じぶんの見方が正しいと考えているからでしょう。

# じぶんのプライドにこだわります 

じぶんが正しいと言い張る人は、じぶんの外見はじめ、現在の仕事の種類、学歴などについて、予想以上にプライドにこだわる傾向があります。

彼のハートのうちには、おそらく虚栄心が潜んでいるのでしょう。

プライドが傷つけられると攻撃的になります。

*目先の問題の解決がじぶんの望むものでなければ納得できない

転がり込んできた目先の問題の解決がじぶんの希望どおりでないと納得しない
傾向があります。

その問題解決の選択肢がいくつあっても、じぶんの気に沿わない選択肢は無視してしまいます。

# 窮地に追い込まれると案外、弱さをアピールします

じぶんが正しいと言い張るのですから、じぶんが攻撃されたときに、これを回避する能力は通常の人より優れています。

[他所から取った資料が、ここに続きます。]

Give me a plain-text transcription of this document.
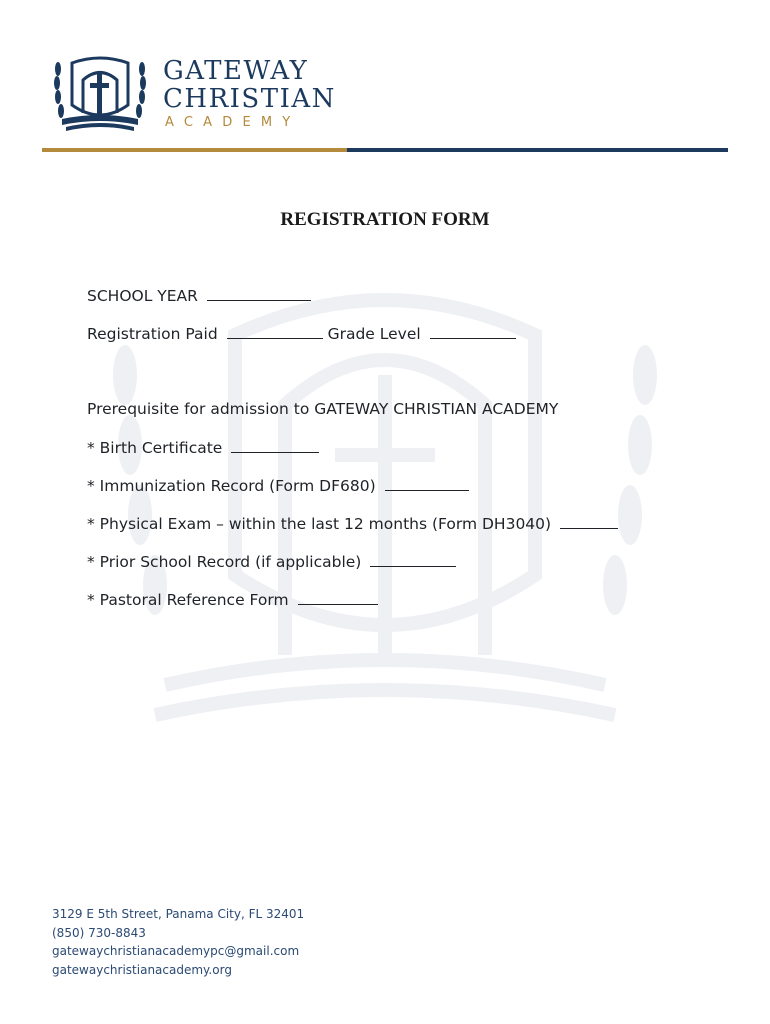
GATEWAY
CHRISTIAN
ACADEMY
REGISTRATION FORM
SCHOOL YEAR
Registration Paid	Grade Level
Prerequisite for admission to GATEWAY CHRISTIAN ACADEMY
* Birth Certificate
* Immunization Record (Form DF680)
* Physical Exam – within the last 12 months (Form DH3040)
* Prior School Record (if applicable)
* Pastoral Reference Form
3129 E 5th Street, Panama City, FL 32401
(850) 730-8843
gatewaychristianacademypc@gmail.com
gatewaychristianacademy.org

というのは、「窮地に立たされる、じぶんの弱さをアピールして、批判されるとか、攻撃されるような状況を転換する防御策を取る能力があります。

この手法は、批判されたら、じょうずに責任を転嫁して逃げる姿勢といえましょう。

# 相手の価値観を否定します

じぶんが正しいと言い張るのですから、上からの視線になって相手を見下ろします。

じぶんが正しいのだから、価値観もじぶんの方が優れていると考え、相手の価値観を否定してしまいます。

# じぶんが正しければ相手の感情を無視してもよい

じぶんが正しければ、相手の感情など無視してもよいと考えています。

ここに紹介したタイプの人とは、できるだけ付き合いを避けるようおすすめします。

かかわると、安定した幸せな現在の生活を混乱される可能性があります。